The multifamily business is a lot like most men, simple.  Homeownership would seem to be a simple thing also, but it is not.  Jerry Seinfeld wonders out loud how any man can attract any woman, we men, being as simple as we are.  Even so, women keep falling for us.  So while no man is deserving, women are attracted to men, even with all our faults.   Kind of like mortgage companies and consumers over the last decade.   Mortgage companies love the mortgage consumer.   Simple as we were….

Queue: Enter Mortgage Banking Giants

In “get-a-mega-mortgage-for-nothing-land” everyday consumers were courted by all manner of companies asking them to sign on for a new mortgage.   Who doesn’t like being courted?    Families that thought an older tract house was their best living could now afford a new 3+3+3 (three-bedroom, three baths, three-car garage).  Did I mention it was a new house!   Multitudes that had never dreamed of home-ownership were now homeowners.  With introductory mortgage rates, the sky was the limit.

Since the house of cards has fallen.  While mortgage rates remain low, the context of these vast home-ownership purchases has changed dramatically with significant decreases in home valuations to go along with stock market losses and high unemployment.

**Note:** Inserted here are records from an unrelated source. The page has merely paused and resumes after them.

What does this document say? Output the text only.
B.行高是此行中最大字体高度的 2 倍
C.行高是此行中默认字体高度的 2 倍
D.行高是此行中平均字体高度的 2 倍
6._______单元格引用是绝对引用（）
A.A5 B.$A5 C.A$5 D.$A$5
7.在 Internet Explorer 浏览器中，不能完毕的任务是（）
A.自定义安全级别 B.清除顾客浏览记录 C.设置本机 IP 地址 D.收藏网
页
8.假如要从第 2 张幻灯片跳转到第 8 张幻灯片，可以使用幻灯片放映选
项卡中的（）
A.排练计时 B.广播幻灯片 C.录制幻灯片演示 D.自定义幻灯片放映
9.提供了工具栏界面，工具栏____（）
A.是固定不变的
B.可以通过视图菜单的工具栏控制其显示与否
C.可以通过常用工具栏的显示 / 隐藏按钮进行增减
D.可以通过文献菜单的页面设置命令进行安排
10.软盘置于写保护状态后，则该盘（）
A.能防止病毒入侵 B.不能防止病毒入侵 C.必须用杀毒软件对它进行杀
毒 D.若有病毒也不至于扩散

Fast-forward to October 2010.  Foreclosures across the country were momentarily “on hold” as the new systems brought into service by the mortgage giants are found to be void of actual mortgage documents.  You know, things like recorded deeds and notes with original signatures.  Silly judges are actually asking to see the originating documents.  “How rude is that,” says the mortgage servicer with only electronic numbers to convey in court.   JP Morgan Chase has announced a set-aside of one billion dollars to “address” the foreclosure issue.

The Seduction was Real

Washington Mutual was a mammoth of a company (WAMU).  So was Countrywide.  WAMU imploded in the sub-prime crisis.  Countrywide, which at one time had a market cap of $20 Billion dollars, was sold to Bank of America for $4 Billion dollars.  Before the crash, these companies fought over consumers with mortgage rates and terms never before seen in history.  New acronyms were created just to express the vast magnitude of mortgage products available.  A famous story from WAMU underwriting was about a man that claimed to earn a six-figure income as a Mariachi singer.   Since this was a “no-doc” loan the only confirmation of income was a photo in the file with the man in his costume.

 The Blame Game

Mortgage servicers tell consumers all day long that it is their obligation to pay the mortgage debt as described.  Consumers balk at continuing to pay for a mortgage on a home with a valuation less than the mortgage amount.   Lots of finger-pointing.  Lots of lawsuits.  Lots of tears.  I tip the majority of the blame to the side of the mortgage professionals many of whom knew from day one of underwriting that default rates on certain loan types were going to be through the roof.

I’m not referring to retail mortgage brokers.  I’m referring to the upper-tier offices of major companies running billions of dollars.  Those with ultra-sophisticated super-computers running algorithms on default losses.  Those with the ability to determine just how fast they needed to re-package and re-sell loans in the CMBS market before default rates hit claw-back provisions.

In this circle, the Jester is the rating agencies going along for the ride with the rest of the court.   The gauntlet is set against the serfs…   It’s an intellectual battle between an Ivy League-educated lawyer and an 18-year-old who dropped out of school in 8th grade.  Joe Public doesn’t stand a chance.

Part of the American dream is homeownership.   Even so, some blame must remain with consumers who knew in their heart of hearts that the mortgage deals being offered were not sustainable.   It is certain the Puritan ethic was overtaken by the lust of the flesh – at full speed.

Viewed from a purely financial perspective many should walk away from their mortgage.   But this is not just a financial decision, as walking away means also leaving one’s home and the stature that comes with being a homeowner.   Further, it’s embarrassing.   And who really wants to leave their familiar surroundings?  Particularly based on the premise of a  system-wide meltdown?   We all bleed red.  And as has always been true, the lowest man on the totem pole hits the ground first.

So, as women will always love (simple) men, mega-mortgage companies will always love (simple) consumers.